Comment le comportement des automobilistes a-t-il évolué vis-à-vis de leur GSM?

Comment le comportement des automobilistes a-t-il évolué vis-à-vis de leur GSM?
Ph. Unsplash

Pendant deux mois, Vias a observé le comportement des conducteurs en 161 endroits du pays à différents moments de la journée et de la semaine.

Comparé à l’étude précédente, les automobilistes téléphonent moins au volant : 2 % aujourd’hui, contre 3 % en 2013. La généralisation des systèmes Bluetooth a fait baisser l’usage du GSM au volant sans kit mains libres, analyse Vias. En revanche, les conducteurs utilisent plus souvent leur téléphone, notamment pour lire ou envoyer des messages : 59 % en 2022 contre 38 % en 2013, chiffre l’institut.

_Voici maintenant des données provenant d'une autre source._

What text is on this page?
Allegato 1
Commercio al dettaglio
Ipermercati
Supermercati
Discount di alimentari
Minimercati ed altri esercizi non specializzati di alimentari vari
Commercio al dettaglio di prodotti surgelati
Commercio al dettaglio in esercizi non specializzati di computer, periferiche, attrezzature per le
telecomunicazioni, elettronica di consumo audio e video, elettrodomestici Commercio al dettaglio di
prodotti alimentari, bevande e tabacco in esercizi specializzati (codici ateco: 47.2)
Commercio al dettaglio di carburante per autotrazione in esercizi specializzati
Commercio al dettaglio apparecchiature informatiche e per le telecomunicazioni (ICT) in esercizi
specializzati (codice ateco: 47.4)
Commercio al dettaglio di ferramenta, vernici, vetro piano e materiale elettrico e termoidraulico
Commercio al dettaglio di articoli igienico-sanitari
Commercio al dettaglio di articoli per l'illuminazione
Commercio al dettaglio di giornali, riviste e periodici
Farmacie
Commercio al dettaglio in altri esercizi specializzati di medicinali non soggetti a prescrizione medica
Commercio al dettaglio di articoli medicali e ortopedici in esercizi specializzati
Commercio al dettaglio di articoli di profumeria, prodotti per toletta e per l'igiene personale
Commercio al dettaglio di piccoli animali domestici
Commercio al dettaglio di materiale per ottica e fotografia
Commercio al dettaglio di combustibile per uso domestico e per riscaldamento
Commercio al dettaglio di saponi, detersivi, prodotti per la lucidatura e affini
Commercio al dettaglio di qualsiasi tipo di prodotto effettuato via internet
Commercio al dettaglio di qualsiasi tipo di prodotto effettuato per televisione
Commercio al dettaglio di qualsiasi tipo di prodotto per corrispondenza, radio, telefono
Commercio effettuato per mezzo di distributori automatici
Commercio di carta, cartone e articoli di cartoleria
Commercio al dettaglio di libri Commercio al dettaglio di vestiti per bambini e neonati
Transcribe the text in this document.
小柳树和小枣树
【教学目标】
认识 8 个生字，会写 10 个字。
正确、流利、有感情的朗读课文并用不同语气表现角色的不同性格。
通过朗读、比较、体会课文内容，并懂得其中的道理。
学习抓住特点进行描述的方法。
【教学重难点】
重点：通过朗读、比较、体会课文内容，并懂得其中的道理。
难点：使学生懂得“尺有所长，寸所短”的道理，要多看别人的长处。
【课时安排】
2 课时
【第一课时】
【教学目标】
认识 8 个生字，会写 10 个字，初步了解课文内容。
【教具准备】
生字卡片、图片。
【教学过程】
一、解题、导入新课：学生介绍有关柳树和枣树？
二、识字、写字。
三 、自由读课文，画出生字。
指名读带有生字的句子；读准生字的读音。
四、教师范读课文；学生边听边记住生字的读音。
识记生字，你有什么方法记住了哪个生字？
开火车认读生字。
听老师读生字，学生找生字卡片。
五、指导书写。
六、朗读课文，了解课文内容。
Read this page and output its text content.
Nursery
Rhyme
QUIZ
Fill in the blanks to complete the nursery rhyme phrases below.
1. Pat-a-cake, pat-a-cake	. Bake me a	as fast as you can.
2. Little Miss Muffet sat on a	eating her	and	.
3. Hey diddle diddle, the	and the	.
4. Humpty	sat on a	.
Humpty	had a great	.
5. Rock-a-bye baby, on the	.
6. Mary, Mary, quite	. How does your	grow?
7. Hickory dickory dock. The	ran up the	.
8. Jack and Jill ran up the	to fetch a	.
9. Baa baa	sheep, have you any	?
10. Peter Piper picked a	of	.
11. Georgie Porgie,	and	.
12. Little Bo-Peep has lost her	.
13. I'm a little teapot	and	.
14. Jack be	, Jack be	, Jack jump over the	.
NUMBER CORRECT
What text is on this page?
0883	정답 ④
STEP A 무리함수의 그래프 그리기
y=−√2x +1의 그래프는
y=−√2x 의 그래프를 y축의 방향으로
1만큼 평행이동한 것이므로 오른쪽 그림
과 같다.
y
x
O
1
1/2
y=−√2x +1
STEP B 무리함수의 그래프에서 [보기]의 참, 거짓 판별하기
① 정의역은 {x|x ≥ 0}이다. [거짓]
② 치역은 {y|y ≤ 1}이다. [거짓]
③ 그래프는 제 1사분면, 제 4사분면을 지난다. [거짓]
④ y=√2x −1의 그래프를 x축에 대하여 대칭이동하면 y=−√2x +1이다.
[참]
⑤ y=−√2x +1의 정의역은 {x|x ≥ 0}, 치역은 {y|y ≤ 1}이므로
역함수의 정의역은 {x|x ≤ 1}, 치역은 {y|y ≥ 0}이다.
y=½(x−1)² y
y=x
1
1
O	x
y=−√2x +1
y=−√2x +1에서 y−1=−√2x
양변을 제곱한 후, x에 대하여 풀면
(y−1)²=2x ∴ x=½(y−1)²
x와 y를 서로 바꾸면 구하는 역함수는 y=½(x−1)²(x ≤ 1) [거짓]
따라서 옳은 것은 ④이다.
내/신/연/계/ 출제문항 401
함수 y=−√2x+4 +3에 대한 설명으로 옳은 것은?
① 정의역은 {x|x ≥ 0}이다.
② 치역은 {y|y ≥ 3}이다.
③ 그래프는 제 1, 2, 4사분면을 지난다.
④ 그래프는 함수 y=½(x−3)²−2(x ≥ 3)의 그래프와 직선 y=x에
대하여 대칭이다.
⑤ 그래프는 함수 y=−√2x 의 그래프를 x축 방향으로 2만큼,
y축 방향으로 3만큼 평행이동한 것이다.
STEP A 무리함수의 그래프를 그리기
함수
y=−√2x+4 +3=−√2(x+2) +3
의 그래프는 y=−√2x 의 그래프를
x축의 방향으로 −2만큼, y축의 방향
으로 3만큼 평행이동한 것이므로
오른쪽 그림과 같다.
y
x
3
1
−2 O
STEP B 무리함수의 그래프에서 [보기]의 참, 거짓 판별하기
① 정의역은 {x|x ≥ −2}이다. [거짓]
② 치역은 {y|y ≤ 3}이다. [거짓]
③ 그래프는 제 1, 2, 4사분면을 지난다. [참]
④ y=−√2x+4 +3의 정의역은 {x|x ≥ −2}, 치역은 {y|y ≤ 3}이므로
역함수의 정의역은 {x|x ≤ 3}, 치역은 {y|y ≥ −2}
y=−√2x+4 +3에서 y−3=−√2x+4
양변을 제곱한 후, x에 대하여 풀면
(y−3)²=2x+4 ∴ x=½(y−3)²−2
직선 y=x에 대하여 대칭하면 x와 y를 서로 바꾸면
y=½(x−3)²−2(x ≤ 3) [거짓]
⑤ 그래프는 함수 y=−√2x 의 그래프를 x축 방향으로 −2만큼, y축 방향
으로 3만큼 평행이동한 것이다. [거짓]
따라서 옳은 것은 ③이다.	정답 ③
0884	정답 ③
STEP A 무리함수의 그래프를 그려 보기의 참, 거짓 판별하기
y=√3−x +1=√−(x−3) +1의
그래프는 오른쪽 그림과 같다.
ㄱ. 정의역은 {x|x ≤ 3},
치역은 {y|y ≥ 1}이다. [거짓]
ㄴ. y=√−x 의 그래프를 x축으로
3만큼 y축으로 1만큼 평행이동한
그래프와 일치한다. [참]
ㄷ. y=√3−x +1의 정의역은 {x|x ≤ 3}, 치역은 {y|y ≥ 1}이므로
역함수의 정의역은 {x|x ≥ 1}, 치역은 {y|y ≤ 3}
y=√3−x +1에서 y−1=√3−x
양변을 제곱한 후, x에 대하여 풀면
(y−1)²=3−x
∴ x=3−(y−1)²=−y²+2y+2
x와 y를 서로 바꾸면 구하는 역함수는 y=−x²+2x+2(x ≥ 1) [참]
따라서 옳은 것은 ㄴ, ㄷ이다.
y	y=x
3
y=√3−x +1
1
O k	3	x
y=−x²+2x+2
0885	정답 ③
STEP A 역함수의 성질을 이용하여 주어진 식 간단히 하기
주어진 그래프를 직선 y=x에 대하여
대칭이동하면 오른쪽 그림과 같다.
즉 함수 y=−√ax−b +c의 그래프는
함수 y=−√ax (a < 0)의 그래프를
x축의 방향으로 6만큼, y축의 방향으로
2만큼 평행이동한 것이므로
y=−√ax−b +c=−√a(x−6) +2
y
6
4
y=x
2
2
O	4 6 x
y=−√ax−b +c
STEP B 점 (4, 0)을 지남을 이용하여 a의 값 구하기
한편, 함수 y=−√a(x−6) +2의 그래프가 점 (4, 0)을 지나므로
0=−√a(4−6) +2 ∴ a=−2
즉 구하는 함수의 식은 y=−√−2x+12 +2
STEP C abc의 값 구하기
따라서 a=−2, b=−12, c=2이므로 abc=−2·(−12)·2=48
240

« Le risque d’accident d’un conducteur qui téléphone GSM en main est multiplié par 2 ; pour un conducteur qui lit ou rédige un texte, il est multiplié par 12 », avertit Vias, qui pointe une évolution négative en la matière.

Les poids lourds moins disciplinés

Les observations montrent que les conducteurs de camionnettes (4 %) et les chauffeurs de camions (6 %) sont plus nombreux que les automobilistes (2 %) à utiliser leur GSM au volant.

« Un conducteur qui fixe l’écran de son GSM pendant 5 secondes parcourt plus de 160 mètres à 120 kilomètres/heure et serait incapable de freiner à temps si un embouteillage se forme devant lui », prévient Vias.

L’usage du téléphone est moins répandu en agglomération (2 %) que sur les autoroutes (5 %) parce que la conduite y est plus monotone et le risque de conflit avec un piéton ou un cycliste nul, observe encore l’institut.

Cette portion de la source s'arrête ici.